Aklı selim bir şekilde diyebiliriz ki, her kongrenin mutlak bir teması olmalıdır. İçine FEN veya SOSYAL BİLİMLER alanlarında hatta HEM FEN HEM SOSYAL BİLİMLER ALANLARINDA bildirilerin ve bilimsel çalışmaların bulunduğu kongre düzenleme alışkanlığı, ŞİDDETLE terk edilmelidir.

Kongrelerin, sempozyumların veya çalıştayların temaları, gerek multi, gerek inter gerekse transdisipliner bir mantıkla ele alınabilir. Bunda sorun yok. Sorun, temasız bir çuval dolusu bildiri ile KONGRE DÜZENLEMEKTİR.

Ben önce özet gönderip, özetimin hakemlerden geçtikten sonra kongre programı açıklandıktan sonra kongreden vazgeçtiğim birkaç bilimsel program olmuştur. Bu tür programları hala ne yazık ki görmekteyim.

Bizler bilim insanlarıyız. Kongre veya sempozyumların BELLİ BİR KONU, TEMA veya kaygıyı, sorunu veya sorunsalı ele alması, hatta ona sonuç getirici çözümlemeler üretmesi gerekmektedir. Ulusal ve/veya uluslararası programların tam da amacı budur.

Kongrelerin, sırf bilimsel etkinlik olsun, teşvik puanı olsun diye düzenlenmesi eğilimi, bilimselliğimiz yüzeyselleşmesidir.

Bu konuda her birimizin hassas olması, ülkemizin muasır medeniyet seviyesinin üzerine çıkması açısından önemlidir.
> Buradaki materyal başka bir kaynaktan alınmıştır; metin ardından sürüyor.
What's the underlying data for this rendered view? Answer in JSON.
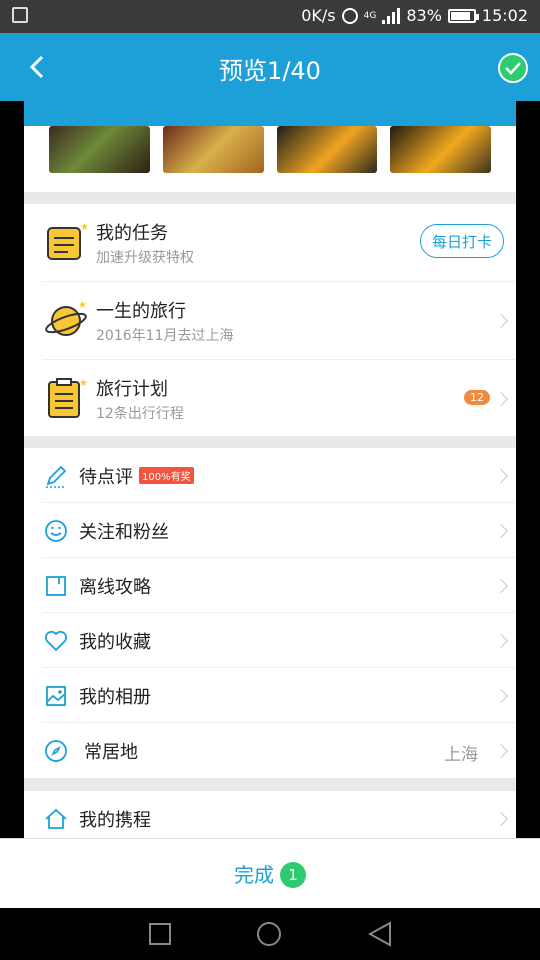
{
  "status_bar": {
    "speed": "0K/s",
    "network": "4G",
    "battery": "83%",
    "time": "15:02"
  },
  "header": {
    "title": "预览1/40"
  },
  "tasks": {
    "title": "我的任务",
    "subtitle": "加速升级获特权",
    "checkin_label": "每日打卡"
  },
  "travel": {
    "title": "一生的旅行",
    "subtitle": "2016年11月去过上海"
  },
  "plan": {
    "title": "旅行计划",
    "subtitle": "12条出行行程",
    "badge": "12"
  },
  "menu": {
    "pending_review": "待点评",
    "pending_tag": "100%有奖",
    "follow": "关注和粉丝",
    "offline_guide": "离线攻略",
    "favorites": "我的收藏",
    "album": "我的相册",
    "residence": "常居地",
    "residence_value": "上海",
    "ctrip": "我的携程"
  },
  "footer": {
    "done_label": "完成",
    "done_count": "1"
  },
  "colors": {
    "brand": "#1da0d8",
    "confirm": "#2ecc71",
    "badge": "#f08a3c",
    "tag": "#f2553e"
  }
}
Bu bağlamda, başta üniversiteler olmak üzere, sivil toplum kuruluşlarına, yerel yönetim kuruluşlarına hatta kamu kurumlarına muadilleri arasında başarı veya performans skalası getirilmesi son derece önemli ve gereklidir. Bu skalanın puanlama kriterlerinin ne olacağı, hangi alt kategoriye kaçar puan verileceği de son derece önemlidir. Aynı gereklilik, sadece kurumsal bazda kalmayıp, eşitler arasında unvana sahip kamu veya özel sektör personellerine de getirilmelidir. Örneğin, bir doçentin, muadilleri arasında doçentlik puanı, bir mühendisin, muadilleri arasında mühendislik puanı, bir albayın, albaylık puanı, bir genel müdürün, genel müdürlük, rektörün rektörlük puanı olmalıdır.
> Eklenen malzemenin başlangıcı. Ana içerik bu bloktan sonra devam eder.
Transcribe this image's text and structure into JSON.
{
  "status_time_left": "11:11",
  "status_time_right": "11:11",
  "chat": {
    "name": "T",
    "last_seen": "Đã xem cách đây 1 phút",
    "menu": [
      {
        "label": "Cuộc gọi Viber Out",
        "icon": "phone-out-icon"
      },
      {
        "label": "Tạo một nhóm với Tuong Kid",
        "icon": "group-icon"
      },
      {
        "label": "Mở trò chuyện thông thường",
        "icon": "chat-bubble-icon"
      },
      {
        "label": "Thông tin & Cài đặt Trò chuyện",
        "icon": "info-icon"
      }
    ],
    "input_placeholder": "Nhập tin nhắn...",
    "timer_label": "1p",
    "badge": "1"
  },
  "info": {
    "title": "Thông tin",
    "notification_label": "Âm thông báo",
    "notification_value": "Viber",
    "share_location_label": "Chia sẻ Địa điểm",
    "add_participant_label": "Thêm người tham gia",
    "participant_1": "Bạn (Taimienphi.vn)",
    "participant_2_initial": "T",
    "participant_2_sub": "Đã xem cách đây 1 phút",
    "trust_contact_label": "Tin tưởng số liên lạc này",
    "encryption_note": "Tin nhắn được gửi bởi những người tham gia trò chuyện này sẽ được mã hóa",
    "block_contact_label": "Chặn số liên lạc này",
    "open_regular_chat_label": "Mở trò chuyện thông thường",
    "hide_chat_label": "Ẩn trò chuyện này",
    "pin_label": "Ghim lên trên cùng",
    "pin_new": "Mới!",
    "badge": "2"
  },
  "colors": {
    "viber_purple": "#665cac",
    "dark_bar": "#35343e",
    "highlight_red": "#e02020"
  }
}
Her unvan sahibi veya kurum temsilcisi, unvanı için, temsil ettiği kurum için rekabet içinde olmalı ve ÜLKEMİZİN MUASIR MEDENİYET DÜZEYİ YÜRÜYÜŞÜNÜ topyekün yükseltmelidir. Skala ortalamasının altında kalanlara idari görev verilmemelidir. Yeniden atama veya görevlendirme talebinde bulunan her kademedeki iş gücü, kendi kariyerini yürütmek ile, aynı zamanda kurumunu genel anlamda da ülkesini de kalkındırmış olmalıdır.

Ben en azından temsil ettiğim sivil toplum kuruluşlarında ve kurumlarda bu bilince sahip olarak hareket etmekteyim.
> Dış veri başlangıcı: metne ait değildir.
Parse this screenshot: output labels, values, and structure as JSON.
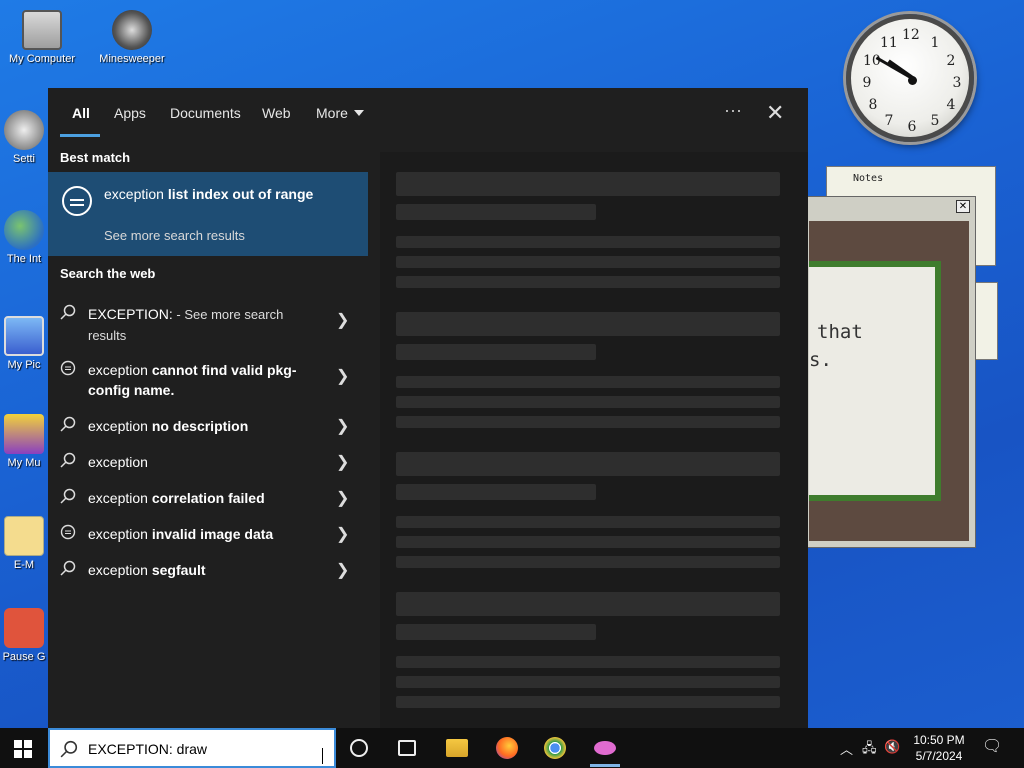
{
  "desktop": {
    "icons": [
      {
        "label": "My Computer",
        "icon": "computer-icon"
      },
      {
        "label": "Minesweeper",
        "icon": "mine-icon"
      },
      {
        "label": "Setti",
        "icon": "gear-icon"
      },
      {
        "label": "The Int",
        "icon": "globe-icon"
      },
      {
        "label": "My Pic",
        "icon": "pictures-icon"
      },
      {
        "label": "My Mu",
        "icon": "music-icon"
      },
      {
        "label": "E-M",
        "icon": "mail-icon"
      },
      {
        "label": "Pause G",
        "icon": "power-icon"
      }
    ],
    "clock_numbers": [
      "12",
      "1",
      "2",
      "3",
      "4",
      "5",
      "6",
      "7",
      "8",
      "9",
      "10",
      "11"
    ],
    "notes_title": "Notes",
    "game_text_1": "that",
    "game_text_2": "s."
  },
  "search": {
    "tabs": [
      {
        "label": "All",
        "active": true
      },
      {
        "label": "Apps"
      },
      {
        "label": "Documents"
      },
      {
        "label": "Web"
      },
      {
        "label": "More"
      }
    ],
    "more_icon": "ellipsis-icon",
    "close_icon": "close-icon",
    "best_match_heading": "Best match",
    "best_match": {
      "prefix": "exception ",
      "bold": "list index out of range",
      "subtitle": "See more search results",
      "icon": "chat-bubble-icon"
    },
    "web_heading": "Search the web",
    "web_results": [
      {
        "prefix": "EXCEPTION:",
        "bold": "",
        "suffix": " - See more search results",
        "icon": "search-icon"
      },
      {
        "prefix": "exception ",
        "bold": "cannot find valid pkg-config name.",
        "suffix": "",
        "icon": "chat-bubble-icon"
      },
      {
        "prefix": "exception ",
        "bold": "no description",
        "suffix": "",
        "icon": "search-icon"
      },
      {
        "prefix": "exception",
        "bold": "",
        "suffix": "",
        "icon": "search-icon"
      },
      {
        "prefix": "exception ",
        "bold": "correlation failed",
        "suffix": "",
        "icon": "search-icon"
      },
      {
        "prefix": "exception ",
        "bold": "invalid image data",
        "suffix": "",
        "icon": "chat-bubble-icon"
      },
      {
        "prefix": "exception ",
        "bold": "segfault",
        "suffix": "",
        "icon": "search-icon"
      }
    ]
  },
  "taskbar": {
    "search_value": "EXCEPTION: draw",
    "time": "10:50 PM",
    "date": "5/7/2024",
    "apps": [
      "cortana-icon",
      "task-view-icon",
      "file-explorer-icon",
      "firefox-icon",
      "chrome-icon",
      "app-icon"
    ]
  }
}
Bilimsel Etkinlik Düzenlemenin Etkinliği ve Verimliliği başlıklı bir sempozyum veya çalıştay yapıp konuyu böylesi bir zeminde daha köklü olarak ele alabiliriz.

Kongre veya sempozyum vb. bilimsel etkinlik düzenleme düşüncesinde olanlar, özellikle ülkemizin gelişmesi kalkınması için ihtiyaç olan geri kalmış alanlarda veya boşluk bulunan alanlarda ulusal veya uluslararası etkinlik düzenlemelidir. “Bir Kongre veya Bir Sempozyum Düzenleyelim” cümlesi, işin başından sakat bir cümledir. Önce boşluk veya eksiklik tespit edilmeli, ardından ilgili konuda program düzenleme çağrısına çıkılmalıdır.

Bu konuda tema veya konu sıkıntısı çekenlere bana danışırlarsa öneride bulunabilirim, zira ülkemizin fen veya sosyal bilimler alanında kalkındırılacak o kadar konu veya alan boşlukları var ki, sıralasam, binlerce sayfa yapar.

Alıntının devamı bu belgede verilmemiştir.